Industry experts see two parallel paths of acceptance for the DALI technology. The first would be a full-scale installation in a large building — a “test bed” type of demonstration. The second would be the use of stand-alone “wall box-type” DALI controls with push-button programming. This type of control allows for a tryout on a much smaller scale, while still providing scalability.

All of which isn't to say that DALI doesn't does have its drawbacks. First, it doesn't reduce the number of hours needed for programming and commissioning the control system. And it requires the use of a backbone network running a high level protocol if installed in a large building.

Many industry members also argue that DALI has significant limitations to gaining a large share of market. Installing wiring within the ceiling of an existing facility is always expensive and upsetting to tenants, and the project is naturally susceptible to wiring errors. Consequently, the market for a DALI-based system is seen as either new construction or major renovations, where the additional cost of adding low-voltage conductors to the lighting system installation is inconsequential.

Most agree that to significantly penetrate the existing building market, wireless transmission for DALI is the answer. And that possibility may not be far off. Within the last year, three wireless protocols useful for this application have emerged. And a few other organizations are doing their part to improve the adoption rate of this technology.

The National Electrical Manufactures Association (NEMA) is taking the lead in developing a DALI control standard to ensure compatible controls and ballasts, and to gain agreement on wiring practices, electrical characteristics, and expanded command sets. Recently, the NEMA Joint Sections Committee on DALI started working on extending the DALI protocol to a limited range of sensors. This is important because any complete control system has three types of devices: controllers, actuators, and sensors. Initially, sensors weren't a major consideration in the development of DALI.

The California Energy Commission (CEC) is also playing an important role in promoting the DALI protocol through a project under the auspices of its Public Interest Energy Research (PIER) program, which is aimed at increasing fluorescent dimming applications in offices and schools.

Not surprisingly, U.S. manufacturers are hoping to do what they can to buoy the protocol as well, and Moeck's project at Penn State has given them a prime candidate to demonstrate its capabilities. Currently, more than 25 manufacturers sponsor Moeck's lab at Penn State.
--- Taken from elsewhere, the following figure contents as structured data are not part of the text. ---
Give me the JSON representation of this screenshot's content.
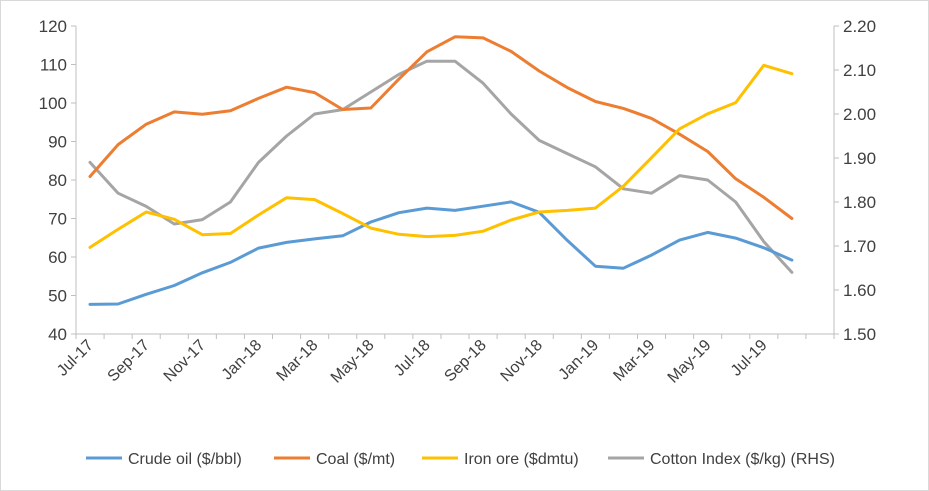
{
  "chart_data": {
    "type": "line",
    "x": [
      "Jul-17",
      "Aug-17",
      "Sep-17",
      "Oct-17",
      "Nov-17",
      "Dec-17",
      "Jan-18",
      "Feb-18",
      "Mar-18",
      "Apr-18",
      "May-18",
      "Jun-18",
      "Jul-18",
      "Aug-18",
      "Sep-18",
      "Oct-18",
      "Nov-18",
      "Dec-18",
      "Jan-19",
      "Feb-19",
      "Mar-19",
      "Apr-19",
      "May-19",
      "Jun-19",
      "Jul-19",
      "Aug-19",
      "Sep-19"
    ],
    "xtick_labels": [
      "Jul-17",
      "Sep-17",
      "Nov-17",
      "Jan-18",
      "Mar-18",
      "May-18",
      "Jul-18",
      "Sep-18",
      "Nov-18",
      "Jan-19",
      "Mar-19",
      "May-19",
      "Jul-19"
    ],
    "series": [
      {
        "name": "Crude oil ($/bbl)",
        "axis": "left",
        "color": "#5b9bd5",
        "values": [
          47.7,
          47.8,
          50.3,
          52.6,
          55.9,
          58.6,
          62.3,
          63.8,
          64.7,
          65.5,
          69.1,
          71.5,
          72.7,
          72.1,
          73.2,
          74.3,
          71.6,
          64.3,
          57.6,
          57.1,
          60.5,
          64.4,
          66.4,
          64.9,
          62.4,
          59.2,
          null
        ]
      },
      {
        "name": "Coal ($/mt)",
        "axis": "left",
        "color": "#ed7d31",
        "values": [
          80.9,
          89.2,
          94.5,
          97.7,
          97.1,
          98.0,
          101.2,
          104.1,
          102.7,
          98.3,
          98.7,
          106.2,
          113.3,
          117.2,
          116.9,
          113.4,
          108.3,
          104.0,
          100.4,
          98.6,
          96.0,
          91.9,
          87.4,
          80.3,
          75.5,
          70.0,
          null
        ]
      },
      {
        "name": "Iron ore ($dmtu)",
        "axis": "left",
        "color": "#ffc000",
        "values": [
          62.5,
          67.2,
          71.7,
          69.8,
          65.8,
          66.1,
          70.9,
          75.4,
          74.9,
          71.3,
          67.5,
          65.9,
          65.3,
          65.6,
          66.7,
          69.6,
          71.7,
          72.1,
          72.7,
          78.4,
          85.8,
          93.3,
          97.2,
          100.1,
          109.8,
          107.6,
          null
        ]
      },
      {
        "name": "Cotton Index ($/kg) (RHS)",
        "axis": "right",
        "color": "#a5a5a5",
        "values": [
          1.89,
          1.82,
          1.79,
          1.75,
          1.76,
          1.8,
          1.89,
          1.95,
          2.0,
          2.01,
          2.05,
          2.09,
          2.12,
          2.12,
          2.07,
          2.0,
          1.94,
          1.91,
          1.88,
          1.83,
          1.82,
          1.86,
          1.85,
          1.8,
          1.71,
          1.64,
          null
        ]
      }
    ],
    "left_axis": {
      "ticks": [
        "40",
        "50",
        "60",
        "70",
        "80",
        "90",
        "100",
        "110",
        "120"
      ],
      "ylim": [
        40,
        120
      ]
    },
    "right_axis": {
      "ticks": [
        "1.50",
        "1.60",
        "1.70",
        "1.80",
        "1.90",
        "2.00",
        "2.10",
        "2.20"
      ],
      "ylim": [
        1.5,
        2.2
      ]
    },
    "title": "",
    "grid": false,
    "legend": "bottom"
  },
  "colors": {
    "axis": "#bfbfbf",
    "text": "#404040"
  }
}
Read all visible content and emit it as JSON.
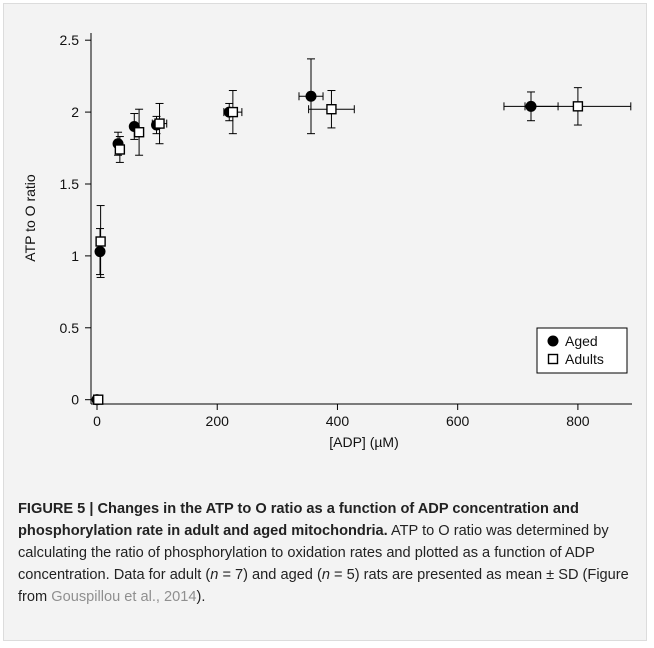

They have donated more than $186,000 in equipment and resources that can be used to test human reaction to slowly changing lighting conditions during written tests and regular note taking.

And as far as Moeck is concerned, as long as those companies are willing to help keep the lab alive, he's willing to run it. “It has totally changed my teaching style,” Moeck says. “Anyone can write control software to dim these lights, and control can be extended to the Web. Digital addressable ballast capabilities are changing the way the industry will design and control lighting in spaces.”




Sidebar: Three More Reasons to Dig DALI

  • A DALI controller can be connected to a building management system network via a gateway, allowing a lighting system to be monitored from a central control desk.

  • A lighting designer, or engineer, no longer needs to plan how to wire the fixtures. Instead, the designer can focus on how to group, zone, or control the fixtures after the wiring is installed.

  • Building owners are attracted by the reduced costs, considering that the average office space is leased for only seven years. Tenants and users can value the ability to accommodate lighting to their specific needs.